Microstructures of two different foam materials. At left, a traditional open-cell stochastic foam. At right, a 3D-printed foam with a face-centered tetragonal lattice structure.
As an improved alternative, scientists at the additive manufacturing lab at LLNL recently demonstrated the feasibility of 3D printing uniform foam structures through a process called direct-ink-write. However, since 3D printing requires the use of polymers of certain properties, it is important to understand the long-term mechanical stability of such printed materials before they can be commercialized. This is especially vital in applications such as support cushions, where the foam material is subjected to long-term mechanical stresses.
To address the stability question, the LLNL team performed accelerated aging experiments in which samples of both traditional stochastic foam and 3D-printed materials were subjected to a set of elevated temperatures under constant compressive strain. The stress condition, mechanical response, and permanent structural deformation of each sample were monitored for a period of one year and, in some cases, even longer. A method called time-temperature-superposition was then used to quantitatively model the evolution of such properties over a period of decades under ambient conditions.

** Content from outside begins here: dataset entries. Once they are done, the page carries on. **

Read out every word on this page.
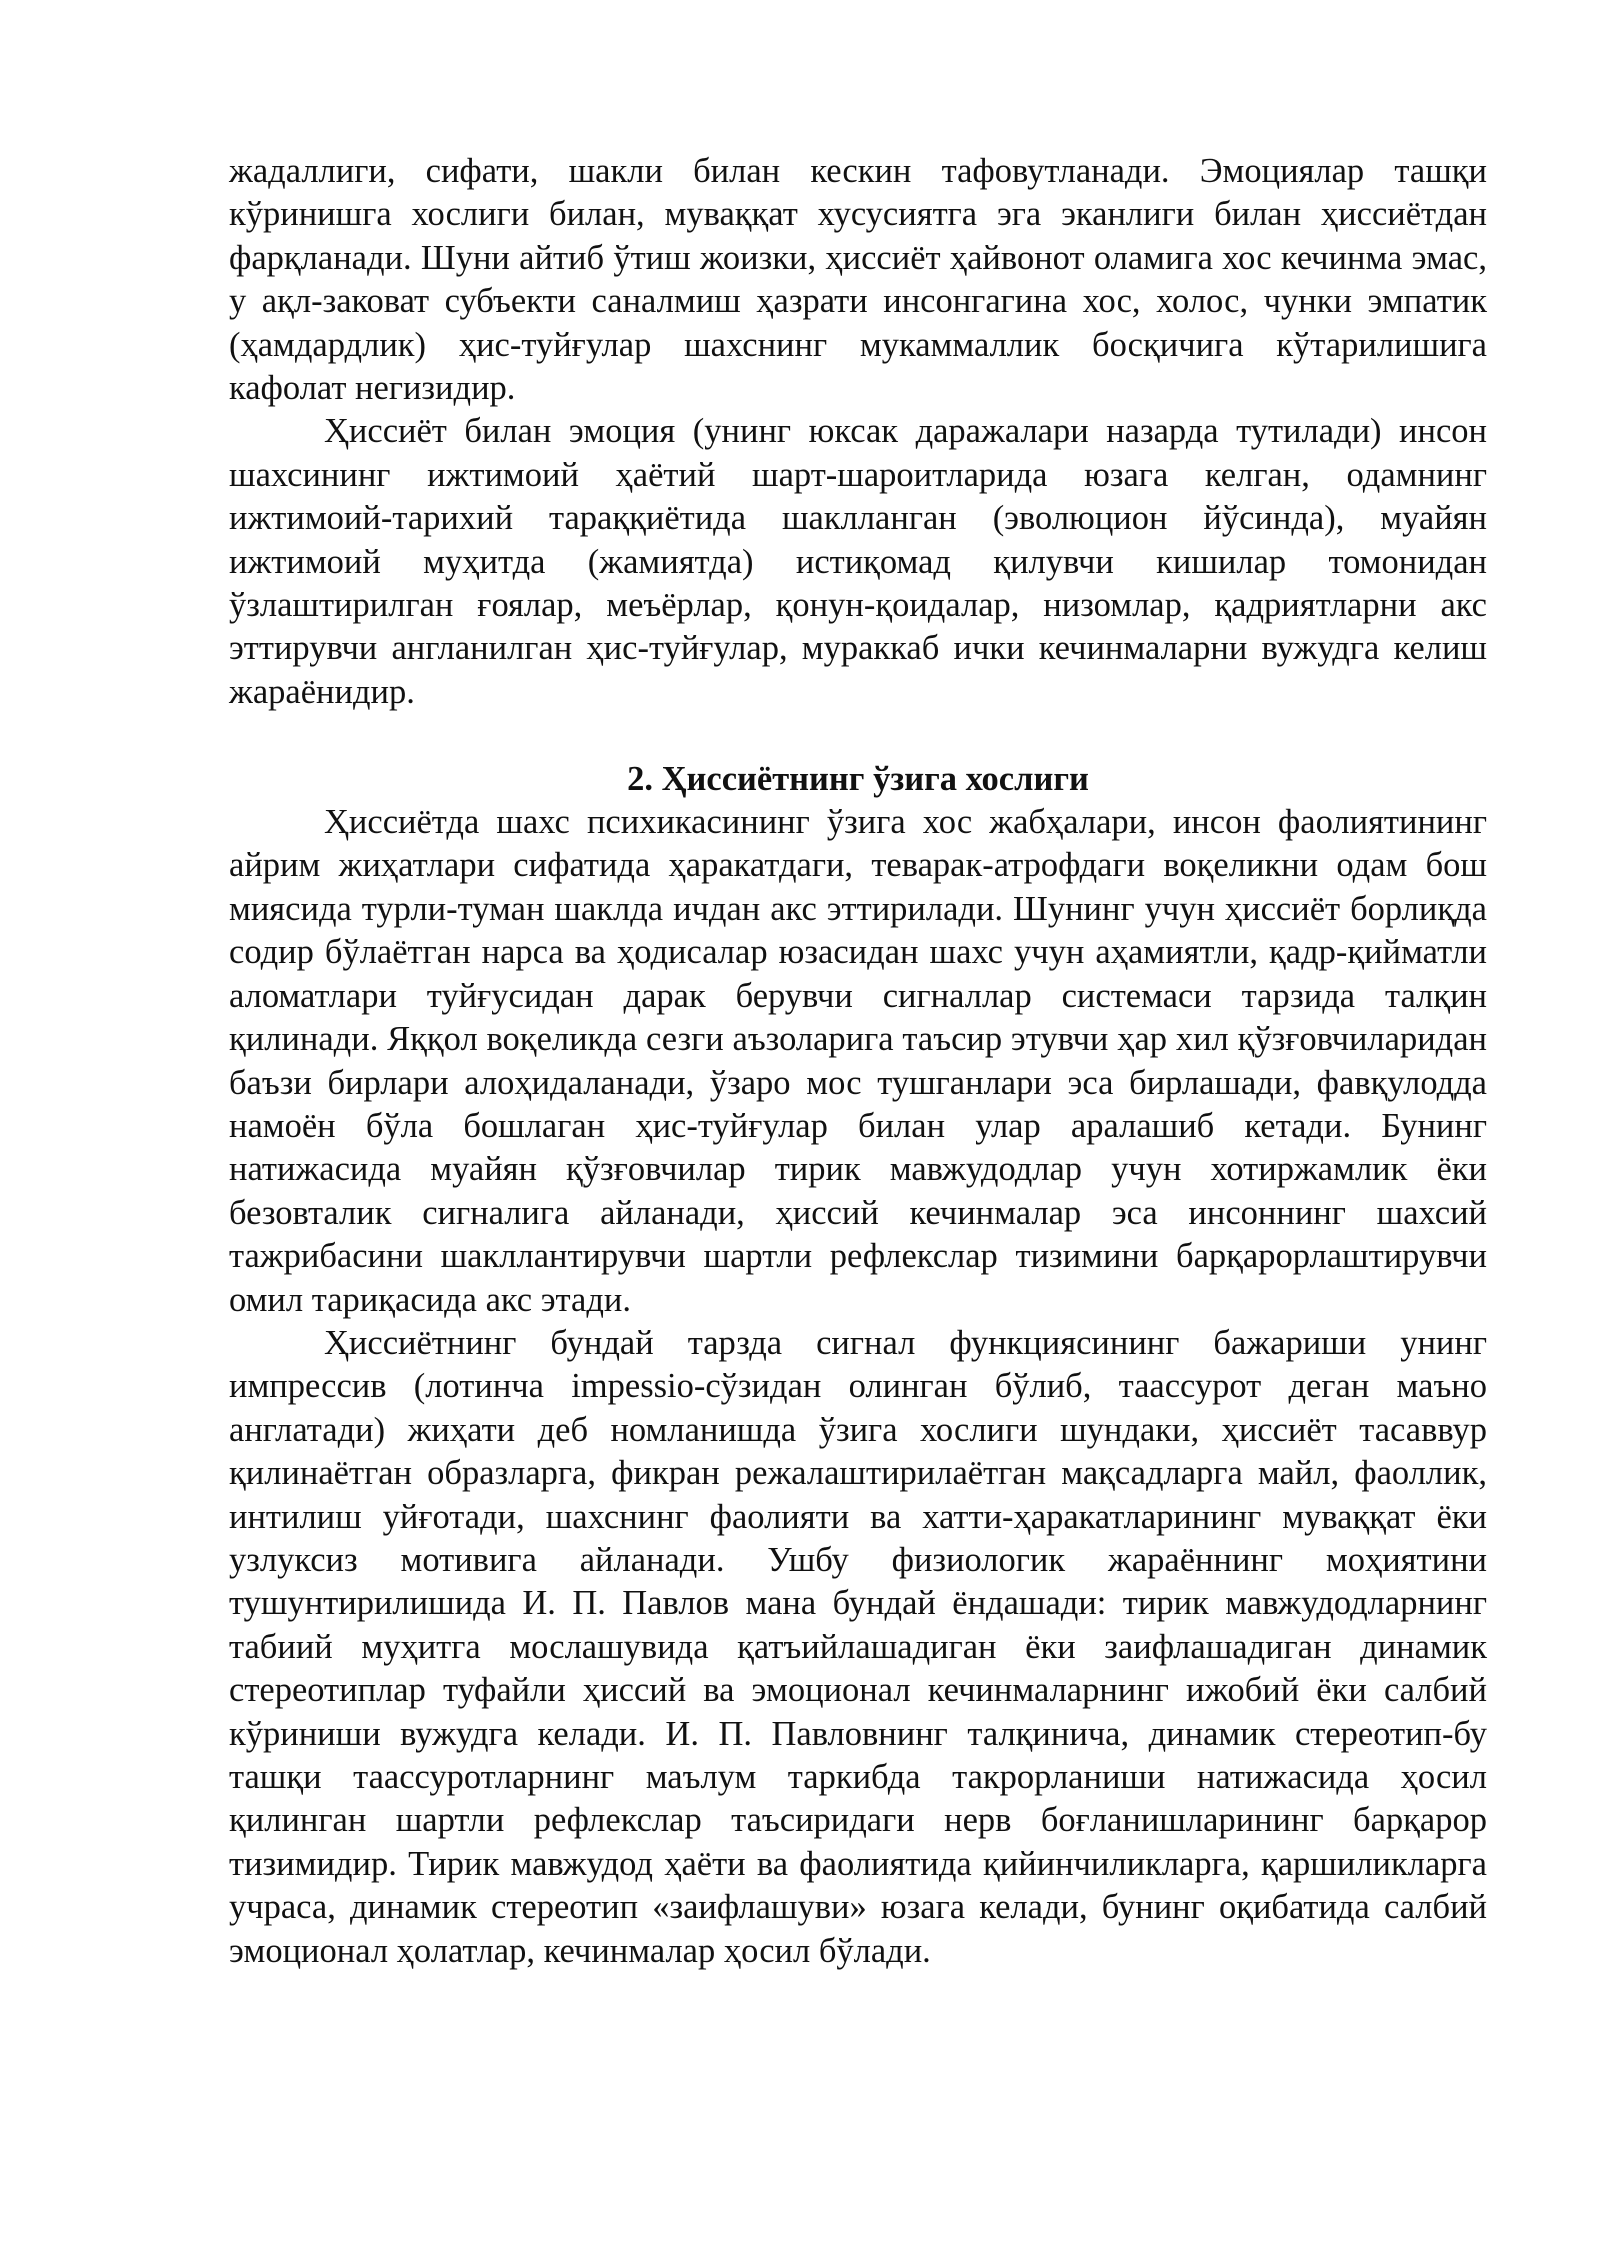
жадаллиги, сифати, шакли билан кескин тафовутланади. Эмоциялар ташқи кўринишга хослиги билан, муваққат хусусиятга эга эканлиги билан ҳиссиётдан фарқланади. Шуни айтиб ўтиш жоизки, ҳиссиёт ҳайвонот оламига хос кечинма эмас, у ақл-заковат субъекти саналмиш ҳазрати инсонгагина хос, холос, чунки эмпатик (ҳамдардлик) ҳис-туйғулар шахснинг мукаммаллик босқичига кўтарилишига кафолат негизидир.

Ҳиссиёт билан эмоция (унинг юксак даражалари назарда тутилади) инсон шахсининг ижтимоий ҳаётий шарт-шароитларида юзага келган, одамнинг ижтимоий-тарихий тараққиётида шаклланган (эволюцион йўсинда), муайян ижтимоий муҳитда (жамиятда) истиқомад қилувчи кишилар томонидан ўзлаштирилган ғоялар, меъёрлар, қонун-қоидалар, низомлар, қадриятларни акс эттирувчи англанилган ҳис-туйғулар, мураккаб ички кечинмаларни вужудга келиш жараёнидир.

2. Ҳиссиётнинг ўзига хослиги

Ҳиссиётда шахс психикасининг ўзига хос жабҳалари, инсон фаолиятининг айрим жиҳатлари сифатида ҳаракатдаги, теварак-атрофдаги воқеликни одам бош миясида турли-туман шаклда ичдан акс эттирилади. Шунинг учун ҳиссиёт борлиқда содир бўлаётган нарса ва ҳодисалар юзасидан шахс учун аҳамиятли, қадр-қийматли аломатлари туйғусидан дарак берувчи сигналлар системаси тарзида талқин қилинади. Яққол воқеликда сезги аъзоларига таъсир этувчи ҳар хил қўзғовчиларидан баъзи бирлари алоҳидаланади, ўзаро мос тушганлари эса бирлашади, фавқулодда намоён бўла бошлаган ҳис-туйғулар билан улар аралашиб кетади. Бунинг натижасида муайян қўзғовчилар тирик мавжудодлар учун хотиржамлик ёки безовталик сигналига айланади, ҳиссий кечинмалар эса инсоннинг шахсий тажрибасини шакллантирувчи шартли рефлекслар тизимини барқарорлаштирувчи омил тариқасида акс этади.

Ҳиссиётнинг бундай тарзда сигнал функциясининг бажариши унинг импрессив (лотинча impessio-сўзидан олинган бўлиб, таассурот деган маъно англатади) жиҳати деб номланишда ўзига хослиги шундаки, ҳиссиёт тасаввур қилинаётган образларга, фикран режалаштирилаётган мақсадларга майл, фаоллик, интилиш уйғотади, шахснинг фаолияти ва хатти-ҳаракатларининг муваққат ёки узлуксиз мотивига айланади. Ушбу физиологик жараённинг моҳиятини тушунтирилишида И. П. Павлов мана бундай ёндашади: тирик мавжудодларнинг табиий муҳитга мослашувида қатъийлашадиган ёки заифлашадиган динамик стереотиплар туфайли ҳиссий ва эмоционал кечинмаларнинг ижобий ёки салбий кўриниши вужудга келади. И. П. Павловнинг талқинича, динамик стереотип-бу ташқи таассуротларнинг маълум таркибда такрорланиши натижасида ҳосил қилинган шартли рефлекслар таъсиридаги нерв боғланишларининг барқарор тизимидир. Тирик мавжудод ҳаёти ва фаолиятида қийинчиликларга, қаршиликларга учраса, динамик стереотип «заифлашуви» юзага келади, бунинг оқибатида салбий эмоционал ҳолатлар, кечинмалар ҳосил бўлади.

Stress distribution in a typical slice of AM FCT foam (left) and stochastic foam (right), both under 15 percent compressive strain. The presence of many high stress points is clearly evident in the stochastic foam. The presence of these high-stress points over an extended period of time is likely responsible for higher compression set and lower load retention in the stochastic foam as compared to the AM FCT foam. The stress scale bar is in units of 105 Pa.
This study convincingly demonstrated that 3D-printed materials age slowly (i.e., they retain their mechanical and structural characteristics better) as compared to their traditional counterparts. Interestingly, native rubber (i.e., elastomer) comprising each foam showed exactly the opposite effect (i.e., the rubber in the printed material aged faster than the corresponding rubber used in the traditional foam).
To gain further insight into why the printed cellular material displayed superior long-term stability, the team imaged the 3D microstructure of each foam sample with X-ray computed tomography and performed finite-element analysis of the stress distribution within each microstructure. They found that there is a much wider variation in local stresses within the stochastic foam, with points of extreme stress significantly higher than the maximum stress points within the more uniform 3D-printed foam.
The research appears in the April 27 edition of the journal Scientific Reports.
"3D printing of foams offers tremendous flexibility in creating programmable architectures, customizable shapes, and tunable mechanical response," said lead author Amitesh Maiti. "Now that our work strongly indicates superior long-term stability and performance of the printed material, there is no reason not to consider replacing traditional foam with appropriately designed 3D-printed foam in specific future applications."
Other Livermore co-authors include Ward Small, James Lewicki, Todd Weisgraber, Eric Duoss, Sarah Chinn, Mark Pearson, Christopher Spadaccini, Robert Maxwell, and Thomas Wilson.
The group also acknowledges contributions from the National Security Campus, Missouri (formerly Kansas City Plant) where some of the early aging experiments were performed.